Fransızlara bu konuda bir destek de İngilizlerden gelmiştir. Çünkü Siyon Protokolleri, Ortadoğu’da ilk kez İngiliz subaylar tarafından dağıtılmıştır. İngilizlerin Osmanlıda antisemitizmin yaygınlaşmasında da katkıları fazla olmuştur. İkinci Meşrutiyet’in ilanından sonra İstanbul’a büyükelçi olarak atanan Gerard Lowther’in ama özellikle de elçiliğin baş tercümanı Gerald Fitzmaurice’nin, Osmanlı’da antisemitizmin yaygınlaşmasındaki çabaları yadsınamaz.

Gerald Fitzmaurice’nin Osmanlı’da kullandığı insan da "çılgınlık derecesinde İngiliz taraftarı" olarak nitelendirdiği Kamil Paşa’dır ki bu kullanma da karşılıklı olacaktı. Çünkü Almanya’nın desteklediği Avlonyalı Mehmed Ferid Paşa’ya karşı, Kamil Paşa da Fitzmaurice, dolayısıyla İngiltere tarafından desteklenecekti. Hatta Kamil Paşa’nın İttihat ve Terakki Cemiyeti (İTC) ile yaşadığı sorunlarda Fitzmaurice en büyük destekçisi olacaktır. Fitzmaurice, 1908 yılında açılan Meclis-i Mebusan’da İttihat ve Terakki Cemiyeti’ne karşı Arap ve Arnavut mebusların Kamil Paşa’yı desteklemesini de sağlamıştır dolayısıyla İTC ile Fitzmaurice’nin ilişkileri gerginleşmiştir. Kamil Paşa düşürüldükten sonra Fitzmaurice dolayısıyla İngilizler, İTC muhalifleriyle yakın ilişkiler kurmuş hatta 31 Mart Vakası’nı da desteklemişlerdir. Bu konuda Haluk Hepkon Jön Türkler ve Komplo Teorileri adı kitabında Ziya Gökalp ve Celal Bayar’dan da örnekler verir. Ziya Gökalp’in, Yeni Mecmua’da Fitzmaurice’nin irticanın ortaya çıkmasına neden olduğunu yazdığını belirtir. Celal Bayar’ın da anılarında, Fitzmaurice’nin istikrarı bozmak isteyen şahıs ve gruplarla sürekli temas halinde olduğunu ve meşrutiyeti kuran İttihat ve Terakki Cemiyeti’ni yıkmak için sürekli uğraştığını yazdığını belirtir.

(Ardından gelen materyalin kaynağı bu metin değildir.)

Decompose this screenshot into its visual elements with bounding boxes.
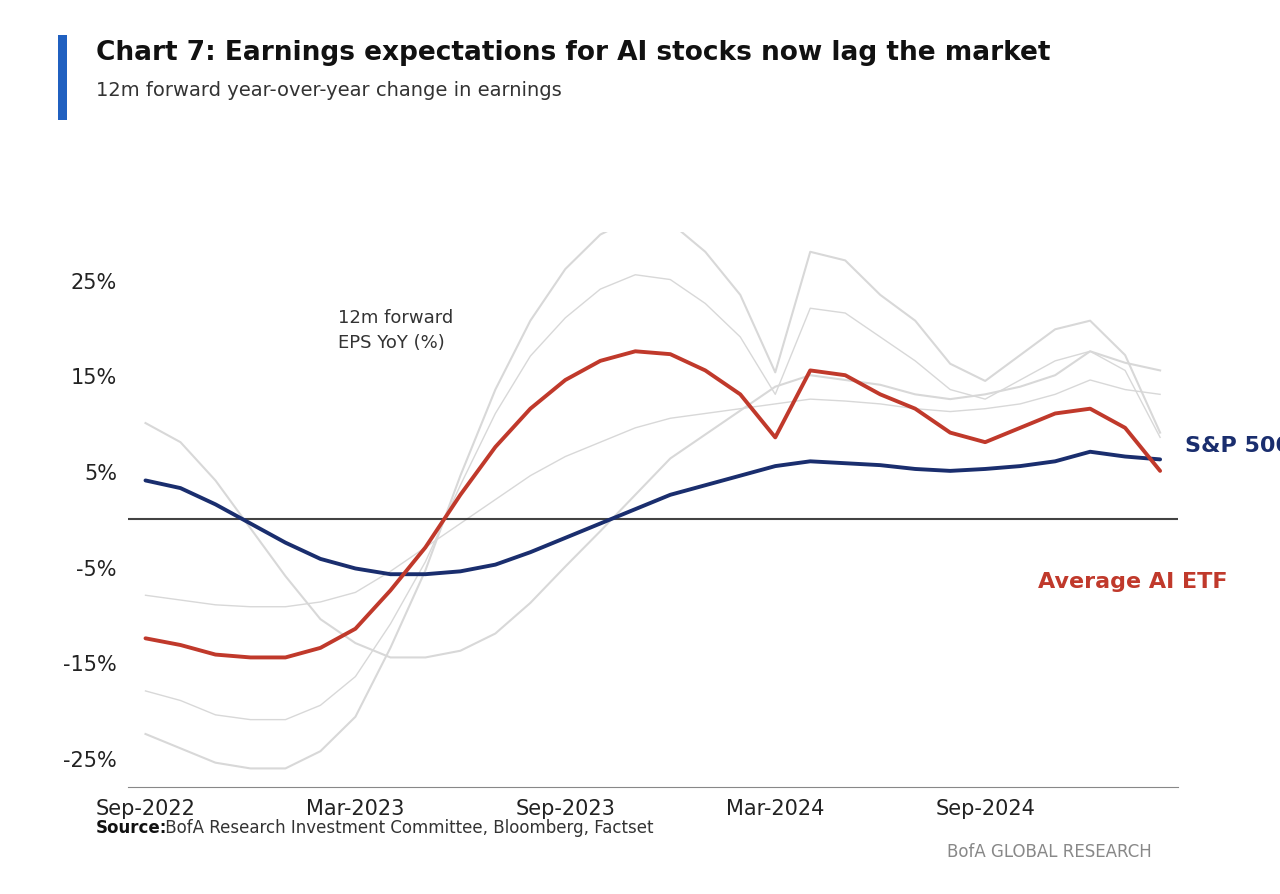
Text: 12m forward
EPS YoY (%): 12m forward EPS YoY (%)	[338, 309, 453, 352]
Text: BofA GLOBAL RESEARCH: BofA GLOBAL RESEARCH	[947, 842, 1152, 860]
Text: Source:: Source:	[96, 818, 168, 836]
Text: S&P 500: S&P 500	[1184, 435, 1280, 456]
Text: 12m forward year-over-year change in earnings: 12m forward year-over-year change in ear…	[96, 80, 562, 99]
Text: BofA Research Investment Committee, Bloomberg, Factset: BofA Research Investment Committee, Bloo…	[160, 818, 654, 836]
Text: Chart 7: Earnings expectations for AI stocks now lag the market: Chart 7: Earnings expectations for AI st…	[96, 40, 1051, 66]
Text: Average AI ETF: Average AI ETF	[1038, 571, 1228, 591]
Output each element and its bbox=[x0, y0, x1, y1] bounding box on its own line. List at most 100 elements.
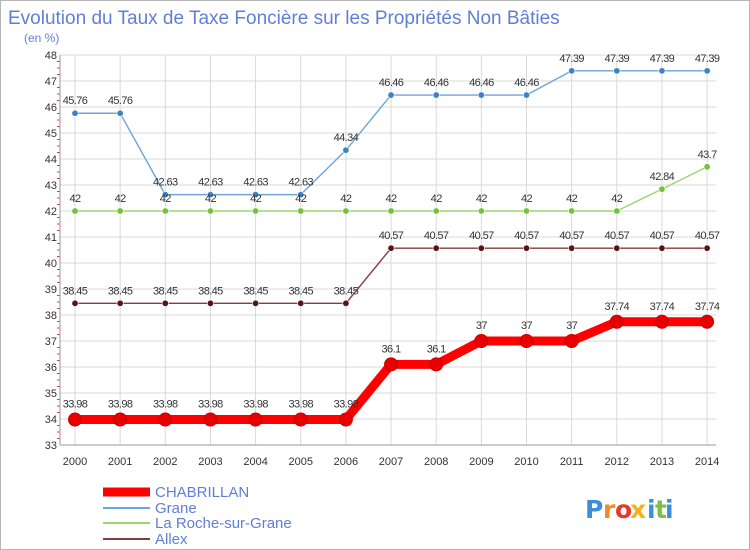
data-label: 46.46 bbox=[379, 77, 404, 89]
data-point bbox=[71, 109, 79, 117]
data-label: 38.45 bbox=[198, 285, 223, 297]
data-point bbox=[387, 244, 395, 252]
data-label: 38.45 bbox=[334, 285, 359, 297]
data-point bbox=[477, 207, 485, 215]
data-label: 37 bbox=[476, 320, 488, 332]
data-point bbox=[161, 191, 169, 199]
logo-letter: r bbox=[603, 495, 616, 524]
data-label: 40.57 bbox=[514, 230, 539, 242]
data-point bbox=[338, 412, 353, 427]
grid bbox=[60, 54, 716, 446]
y-tick-label: 41 bbox=[45, 232, 57, 244]
legend-label: La Roche-sur-Grane bbox=[155, 515, 292, 532]
data-label: 37.74 bbox=[650, 301, 675, 313]
data-label: 47.39 bbox=[559, 53, 584, 65]
data-point bbox=[564, 334, 579, 348]
data-point bbox=[161, 299, 169, 307]
data-point bbox=[522, 207, 530, 215]
data-label: 36.1 bbox=[382, 343, 401, 355]
series-lines bbox=[68, 67, 715, 427]
data-point bbox=[613, 67, 621, 75]
y-tick-label: 46 bbox=[45, 102, 57, 114]
data-label: 38.45 bbox=[243, 285, 268, 297]
x-tick-label: 2000 bbox=[63, 456, 87, 468]
data-label: 42.63 bbox=[153, 177, 178, 189]
data-label: 38.45 bbox=[288, 285, 313, 297]
data-point bbox=[252, 191, 260, 199]
y-tick-label: 35 bbox=[45, 388, 57, 400]
data-label: 33.98 bbox=[334, 399, 359, 411]
y-tick-label: 34 bbox=[45, 414, 57, 426]
x-tick-label: 2004 bbox=[243, 456, 267, 468]
data-point bbox=[68, 412, 82, 427]
data-point bbox=[116, 207, 124, 215]
data-label: 42 bbox=[566, 193, 578, 205]
data-point bbox=[387, 91, 395, 99]
data-label: 38.45 bbox=[108, 285, 133, 297]
x-tick-label: 2012 bbox=[605, 456, 629, 468]
x-tick-label: 2003 bbox=[198, 456, 222, 468]
data-label: 40.57 bbox=[424, 230, 449, 242]
x-tick-label: 2013 bbox=[650, 456, 674, 468]
data-label: 42 bbox=[295, 193, 307, 205]
data-point bbox=[161, 207, 169, 215]
data-point bbox=[658, 67, 666, 75]
logo-letter: i bbox=[647, 495, 656, 524]
data-point bbox=[342, 146, 350, 154]
data-label: 33.98 bbox=[108, 399, 133, 411]
data-label: 38.45 bbox=[153, 285, 178, 297]
data-point bbox=[248, 412, 263, 427]
x-tick-label: 2006 bbox=[334, 456, 358, 468]
data-point bbox=[522, 91, 530, 99]
data-point bbox=[206, 207, 214, 215]
logo-letter: i bbox=[665, 495, 674, 524]
data-point bbox=[568, 244, 576, 252]
data-point bbox=[568, 207, 576, 215]
data-point bbox=[158, 412, 173, 427]
x-tick-label: 2011 bbox=[560, 456, 584, 468]
x-tick-label: 2001 bbox=[108, 456, 132, 468]
data-labels: 38.45 38.45 38.45 38.45 38.45 38.45 38.45 40.57… bbox=[63, 53, 721, 411]
data-point bbox=[703, 163, 711, 171]
data-point bbox=[609, 314, 624, 329]
data-label: 42 bbox=[340, 193, 352, 205]
data-point bbox=[522, 244, 530, 252]
y-tick-label: 47 bbox=[45, 76, 57, 88]
data-label: 45.76 bbox=[108, 95, 133, 107]
data-label: 42.63 bbox=[243, 177, 268, 189]
data-point bbox=[342, 207, 350, 215]
data-label: 37.74 bbox=[605, 301, 630, 313]
data-point bbox=[206, 191, 214, 199]
data-label: 40.57 bbox=[379, 230, 404, 242]
data-label: 36.1 bbox=[427, 343, 446, 355]
data-point bbox=[297, 207, 305, 215]
data-point bbox=[703, 244, 711, 252]
x-tick-label: 2007 bbox=[379, 456, 403, 468]
data-label: 42.84 bbox=[650, 171, 675, 183]
data-point bbox=[297, 191, 305, 199]
x-tick-label: 2009 bbox=[469, 456, 493, 468]
data-point bbox=[203, 412, 218, 427]
data-point bbox=[519, 334, 534, 348]
data-label: 33.98 bbox=[63, 399, 88, 411]
data-point bbox=[613, 207, 621, 215]
data-label: 40.57 bbox=[650, 230, 675, 242]
data-point bbox=[432, 244, 440, 252]
data-label: 33.98 bbox=[198, 399, 223, 411]
data-point bbox=[252, 299, 260, 307]
x-tick-label: 2008 bbox=[424, 456, 448, 468]
legend-label: CHABRILLAN bbox=[155, 484, 249, 501]
data-point bbox=[342, 299, 350, 307]
data-label: 46.46 bbox=[424, 77, 449, 89]
data-label: 47.39 bbox=[695, 53, 720, 65]
data-label: 46.46 bbox=[514, 77, 539, 89]
data-label: 40.57 bbox=[469, 230, 494, 242]
data-point bbox=[658, 185, 666, 193]
data-point bbox=[432, 207, 440, 215]
data-label: 42 bbox=[386, 193, 398, 205]
data-label: 42.63 bbox=[198, 177, 223, 189]
y-tick-label: 39 bbox=[45, 284, 57, 296]
data-point bbox=[654, 314, 669, 329]
data-label: 37 bbox=[566, 320, 578, 332]
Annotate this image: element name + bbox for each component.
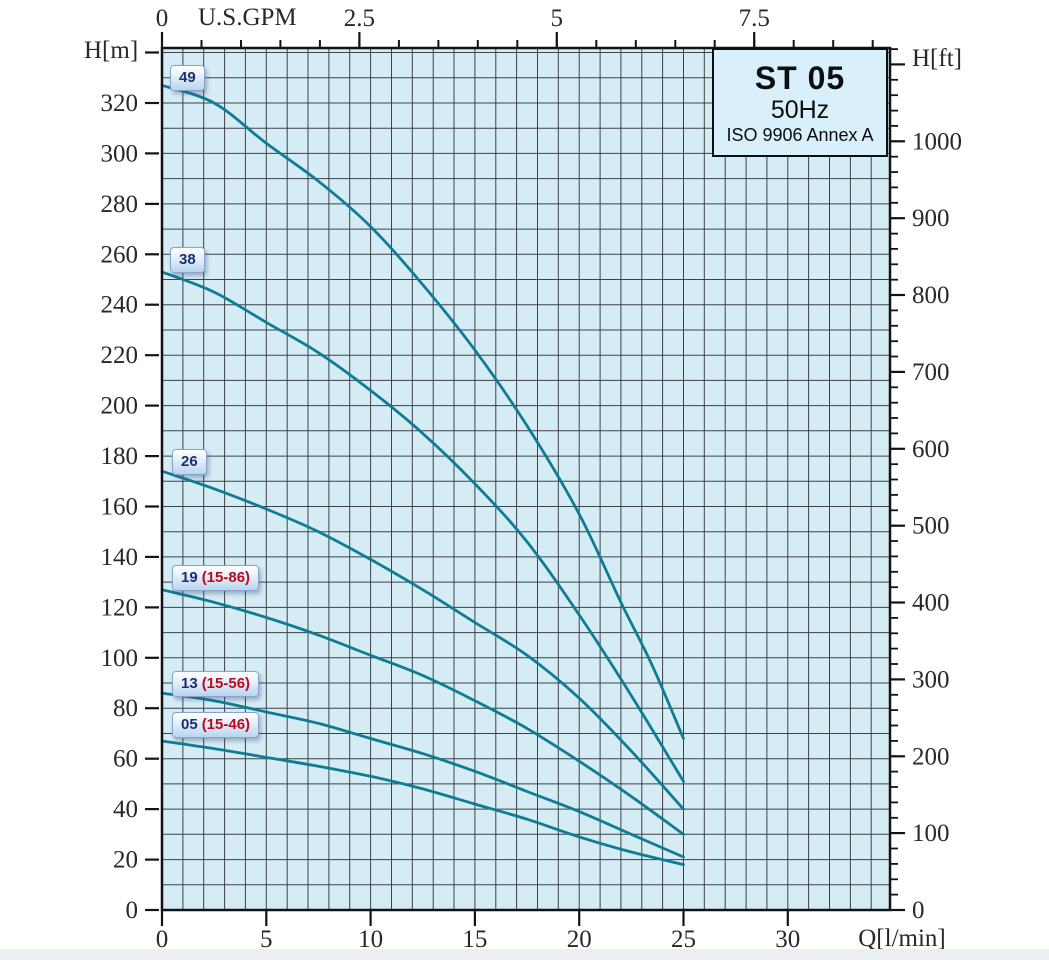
- pump-curve-49: [160, 83, 685, 740]
- pump-curve-19: [160, 588, 685, 836]
- curve-label-main: 49: [179, 69, 196, 86]
- curve-label-main: 13: [181, 675, 198, 692]
- curve-label-main: 05: [181, 716, 198, 733]
- y-left-tick-label: 180: [101, 443, 139, 470]
- curve-label-chip-05: 05 (15-46): [172, 712, 260, 738]
- pump-curve-26: [160, 469, 685, 811]
- y-right-tick-label: 0: [912, 897, 925, 924]
- x-bottom-tick-label: 30: [775, 926, 800, 953]
- x-bottom-tick-label: 10: [358, 926, 383, 953]
- curve-label-chip-49: 49: [170, 65, 205, 91]
- curve-label-main: 26: [181, 453, 198, 470]
- plot-background: [162, 48, 890, 910]
- curve-label-main: 19: [181, 569, 198, 586]
- y-right-tick-label: 1000: [912, 128, 962, 155]
- y-right-axis-title: H[ft]: [912, 45, 962, 72]
- y-left-axis-title: H[m]: [84, 37, 139, 64]
- y-right-tick-label: 800: [912, 282, 950, 309]
- curve-label-chip-26: 26: [172, 449, 207, 475]
- x-bottom-tick-label: 5: [260, 926, 273, 953]
- y-left-tick-label: 100: [101, 645, 139, 672]
- y-left-tick-label: 120: [101, 594, 139, 621]
- standard: ISO 9906 Annex A: [726, 124, 874, 145]
- x-top-tick-label: 2.5: [344, 5, 375, 32]
- y-right-tick-label: 700: [912, 359, 950, 386]
- y-left-tick-label: 80: [113, 695, 138, 722]
- y-right-tick-label: 200: [912, 743, 950, 770]
- y-right-tick-label: 900: [912, 205, 950, 232]
- curve-label-chip-13: 13 (15-56): [172, 671, 260, 697]
- y-right-tick-label: 100: [912, 820, 950, 847]
- x-bottom-axis-title: Q[l/min]: [858, 925, 946, 952]
- curve-label-main: 38: [179, 251, 196, 268]
- y-left-tick-label: 300: [101, 140, 139, 167]
- x-top-axis-title: U.S.GPM: [198, 4, 297, 31]
- y-left-tick-label: 200: [101, 393, 139, 420]
- y-left-tick-label: 60: [113, 746, 138, 773]
- y-left-tick-label: 0: [126, 897, 139, 924]
- x-bottom-tick-label: 15: [462, 926, 487, 953]
- curve-label-range: (15-86): [201, 569, 251, 586]
- y-left-tick-label: 260: [101, 241, 139, 268]
- x-top-tick-label: 0: [156, 5, 169, 32]
- curve-label-chip-19: 19 (15-86): [172, 565, 260, 591]
- x-bottom-tick-label: 20: [567, 926, 592, 953]
- curve-label-chip-38: 38: [170, 247, 205, 273]
- y-left-tick-label: 140: [101, 544, 139, 571]
- x-bottom-tick-label: 0: [156, 926, 169, 953]
- pump-curve-05: [160, 739, 685, 866]
- y-right-tick-label: 400: [912, 590, 950, 617]
- x-top-tick-label: 5: [551, 5, 564, 32]
- model-name: ST 05: [754, 59, 846, 96]
- pump-curve-13: [160, 691, 685, 859]
- y-left-tick-label: 160: [101, 494, 139, 521]
- frequency: 50Hz: [770, 95, 830, 124]
- pump-curve-38: [160, 270, 685, 783]
- y-left-tick-label: 240: [101, 292, 139, 319]
- title-box: ST 05 50Hz ISO 9906 Annex A: [712, 48, 888, 157]
- y-left-tick-label: 40: [113, 796, 138, 823]
- y-left-tick-label: 320: [101, 90, 139, 117]
- x-bottom-tick-label: 25: [671, 926, 696, 953]
- y-right-tick-label: 500: [912, 513, 950, 540]
- bottom-strip: [0, 949, 1049, 960]
- y-left-tick-label: 20: [113, 847, 138, 874]
- x-top-tick-label: 7.5: [739, 5, 770, 32]
- y-right-tick-label: 300: [912, 666, 950, 693]
- y-left-tick-label: 280: [101, 191, 139, 218]
- curve-label-range: (15-56): [201, 675, 251, 692]
- y-left-tick-label: 220: [101, 342, 139, 369]
- y-right-tick-label: 600: [912, 436, 950, 463]
- curve-label-range: (15-46): [201, 716, 251, 733]
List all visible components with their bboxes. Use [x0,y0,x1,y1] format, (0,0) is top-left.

İngilizler, Jön Türklerin Doğu ülkelerindeki itibarından da rahatsızdı. İTC’nin yaptıkları Hindistan’da ilgiyle karşılanıyordu. İngilizler, Hindistan ve Mısır’da Jön Türk Devrimi’nin örnek oluşturmasının kendileri açısından sorun oluşturacağını düşünüyorlardı. O yüzden İttihat ve Terakki Cemiyeti’nden "Yahudi İttihat ve Terakki Komitesi" diye bahseden raporlar hazırlanmıştır. Bu raporlara göre, Osmanlı’nın Yahudiler elinde oyuncaktır, masonlar ve Yahudiler Osmanlı Devleti içinde büyük bir komplo hazırlığındadır.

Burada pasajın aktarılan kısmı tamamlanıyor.